Today's Papers

Carping Diem

The war leads all around. The USA Today and the New York Times leads emphasize both the Yugoslav government’s claim Thursday that it has accomplished its objective of putting down an Albanian rebellion, and hence that peace has returned to Kosovo, as well as NATO’s rejection of this as spurious. The Washington Post focuses on the military situation, which finds NATO planes stepping up their attacks on Yugoslav forces and supply lines to the point where U.S. sources say the Yugolavs in Kosovo are virtually cut off from the rest of Serbia and have been reduced to hunkering down and trying to hide. Although the NYT lead says the Serbian description of the situation as stabilizing provides some momentum for efforts at negotiating the release of the three Army POWs, the Los Angeles Times lead says hopes are fading that this will happen any time soon. The coverage notes that although there were some positive vibes about the POWs’ possible release, the Serbian deputy prime minister, a hard-liner, said their release was “out of the question.”

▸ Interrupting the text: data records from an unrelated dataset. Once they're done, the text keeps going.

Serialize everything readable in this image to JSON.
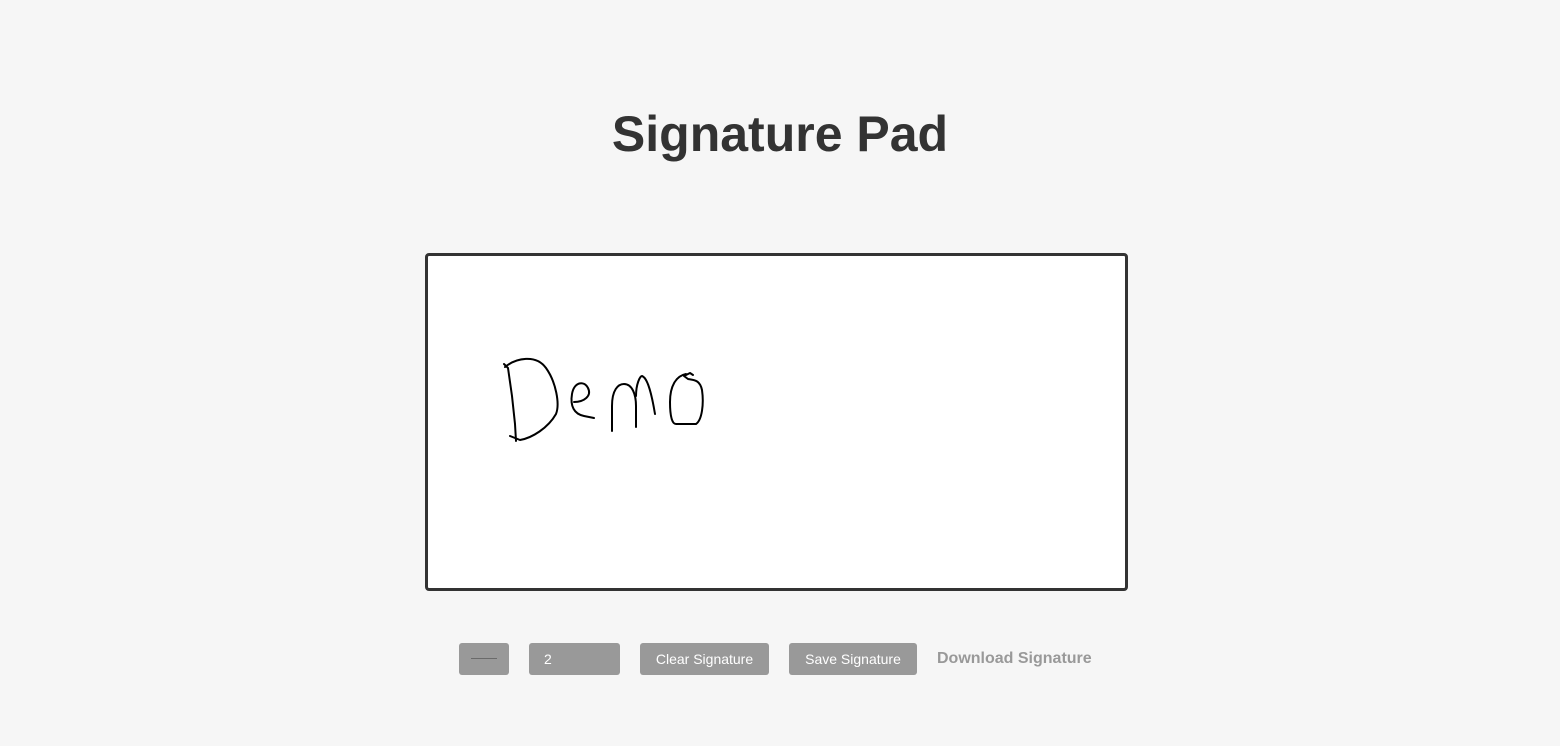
{
  "page": {
    "title": "Signature Pad"
  },
  "pad": {
    "stroke_color": "#000000",
    "background": "#ffffff"
  },
  "controls": {
    "pen_color": "#6a6a6a",
    "pen_width_value": "2",
    "clear_label": "Clear Signature",
    "save_label": "Save Signature",
    "download_label": "Download Signature"
  },
  "colors": {
    "page_background": "#f6f6f6",
    "title_text": "#333333",
    "control_background": "#999999",
    "control_text": "#ffffff",
    "pad_border": "#333333"
  }
}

The papers report that yesterday’s fighting featured the killing of a “significant number” of Serbian troops. The coverage of the field action was based on the most detailed Pentagon briefings yet, the papers say. (Yet, there is still at least one detail that’s wrong. The WP says that among the planes attacking a convoy were F-16s flying off the aircraft carrier USS Theodore Roosevelt. But this is wrong– F-16s aren’t carrier-based.) The Wall Street Journal notes that despite the successes, the videos shown to the press clearly showed the intense anti-aircraft fire NATO planes had to contend with. The NYT and WP report that among members of Congress travelling with Secretary of Defense William Cohen, sentiment for NATO ground troops is growing. And the WSJ says the White House is preparing a supplemental spending measure for the war of $2 to $3 billion that will go before Congress soon. The Times reports that Serbian domestic support for resisting NATO remains strong. Thursday night, says the paper, residents of one Serbian city gathered on their one remaining bridge across the Danube, almost daring, it seems, NATO to bomb it too.

Everybody notes that in a press conference yesterday, President Clinton was asked whether Slobodan Milosevic should be considered a war criminal and that Clinton replied he does not know but that the question should be investigated. Nobody notes the real reason not to name Milosevic as a war criminal just yet–so as not to remove his last shred of motivation for suing for peace.

Everybody fronts the somewhat surprising development that Clinton and visiting Chinese Premier Zhu Rongji failed to reach an agreement that would make it possible for China to enter the World Trade Organization. The WSJ says that in doing so, Clinton overruled the recommendation of his top trade advisor and his national security advisors. The paper says Clinton figured Congress would reject any deal unless it included protections for American labor unions and industries like steel and textiles.

Thomas Friedman, in his NYT column, excoriates the “turbo finger-pointing” going on in Washington over the Yugoslavian mission. He writes that the Joint Chiefs blame Madeleine Albright, that State blames the Pentagon, that the CIA says “I told you so,” that the Vice President’s worried that the whole thing is going to sink his election chances, and that the congressional Democrats want to dump the whole Clinton foreign policy team (and of course, that the Republicans are sure it’s all Bill Clinton’s fault). “You don’t even have to leave this Administration and write your memoirs to betray it,” Friedman says, “Now you can do it on the job.” Friedman rightly wonders how one is supposed to conduct a long-term campaign in such an environment.